Saturday, January 15, 2011

Loser!

LOSER!



You have heard of a game called “Who wants to be a Millionaire?” But that’s a television series. It increases your common knowledge. And helps kill time watching other people become rich. Instead, sometimes it makes much more sense to play another game – “who wants to HAVE a loser?”

Huh?!?

In the realm of investing, one has to keep looking for opportunities.
And frankly its much more difficult to do that in a rising stock market when everyone and their uncle talk of investing in the “hot stocks”. The bigger opportunities tend to come when the rest of the investing world is trying to hide away in shelters, waiting for the market to explode around them.

The Sensex (the best known Indian market index) has corrected by around 11% from its 12 month highest levels. But that’s nothing compared to the small and mid cap indices, which have corrected by 21% and 18% respectively.

And recently there have been days when there was sheer panic on the street. On a particular day, my broker called me up long distance and commented that one could virtually give any quote for a stock and still get it. Quite a few stocks were going down by 20% a day. Clearly Mr Market was being ruled by Fear those few days.

I have no idea whether this was happening because the FIIs were dumping or there was a genuine concern that the Indian economy was overheating due to inflation etc. But not for me to look at the gift horse (or bulls or bear) in the mouth.

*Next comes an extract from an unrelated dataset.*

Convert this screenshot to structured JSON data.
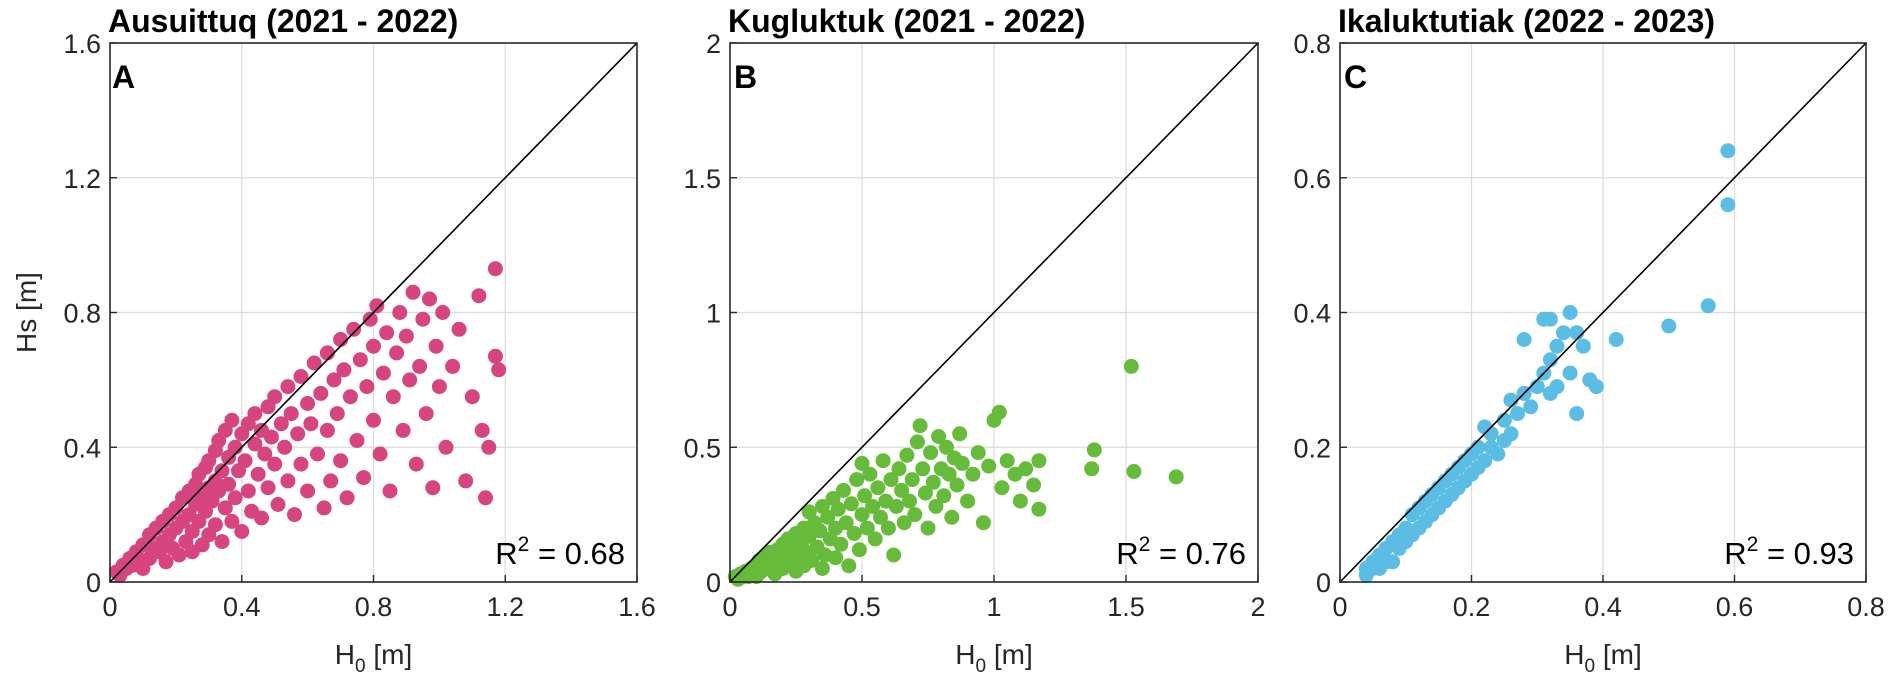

In such a situation, I normally do 1 of 2 things. Either I buy more of an existing stock, of which I already know enough about. In this category are Shivam auto, Manugraph, Visaka Industries, Nirlon (more on this later), Binani Cement and Piramal Healthcare. Doing this helps in either averaging the cost down or getting more of a stock that one had missed earlier. These are safe since these are already researched.

Or else, Every now and then I would look at the list of the biggest losers in the market at one of the internet sites.

The last time this panic happened, some losing stocks were familiar names. And they truly deserved to be on the losing side. In fact I was impressed with the fact that the recent correction has generally been to the deserving (read: worst) companies – the over-leveraged and over-hyped kinds.

But then there were a few cases, where I could see that these were the proverbial cases of throwing the baby with the bath water. The good guys were going down with the bad guys.

In the latter category, I did pick up a few, namely RPG Lifesciences, Century Enka , Suashish Diamonds and SJVN.

I won’t go into the details of all of these stocks as I want this blog to be a short one (limited time). My simple filter for all of these companies was high cashflows, reducing, low debt levels and close to or at the lowest price in the past 52 weeks. And I took fast decisions and spread the amounts to a few stocks. (Buffett would never approve of that - but then he doesn't have a day job!)



Besides the above 2 categories, I look for and sometimes do come across companies that have a hidden value in some form or another. Typically, such companies would have announced an important, value changing event a few months back but public memory being short (and especially with panic setting in), it is very usual for such companies to be offered at a fraction of their intrinsic values. In such cases, it makes sense to buy and hold.

An example of this is Niron which has a lot of land that it is developing in Mumbai and around. I have had a good story with this company, though it has never reached its value (and that’s fine, as long as we are buying it at deep value to the intrinsic value of its assets).

Another similar (and dissimilar) example, is Mafatlal Industries. In July/ August 2010, it was widely announced that the company, an earlier BIFR case, had decided to sell 7 acres of prime land worth around Rs 1000 cr in Mumbai. I have tracked this company since then and unlike Nirlon, this company has started to do well in its core business of textiles. If there is one thing that is holding them back, it is the high interest cost. So the land sale, when it comes, will be a massive plus because the market loves consistent good performance besides hidden value. And it will help to lighten the debt burden.

Against the expected sale of land of Rs 1000 cr (which I checked thru someone has been done and will be announced shortly), the EV of the company (including the Rs 100 cr of debt) is Rs 350 cr. The company’s reputation is clean (audit done by Deloitte, Haskins) so I am not worried about misuse of the eventual funds.

When the intention to do the land deal was earlier announced, the stock shot up (pl. see chart below) and the company’s EV went from Rs 200 cr to 430 cr within 6 months. And then, with all the recent chaos, it fell back to 330 cr. Good opportunity to buy a company worth 3 time that much! Long live short memories!




So heck, don’t balk at playing the loser game. After all, it helps you become a millionaire!!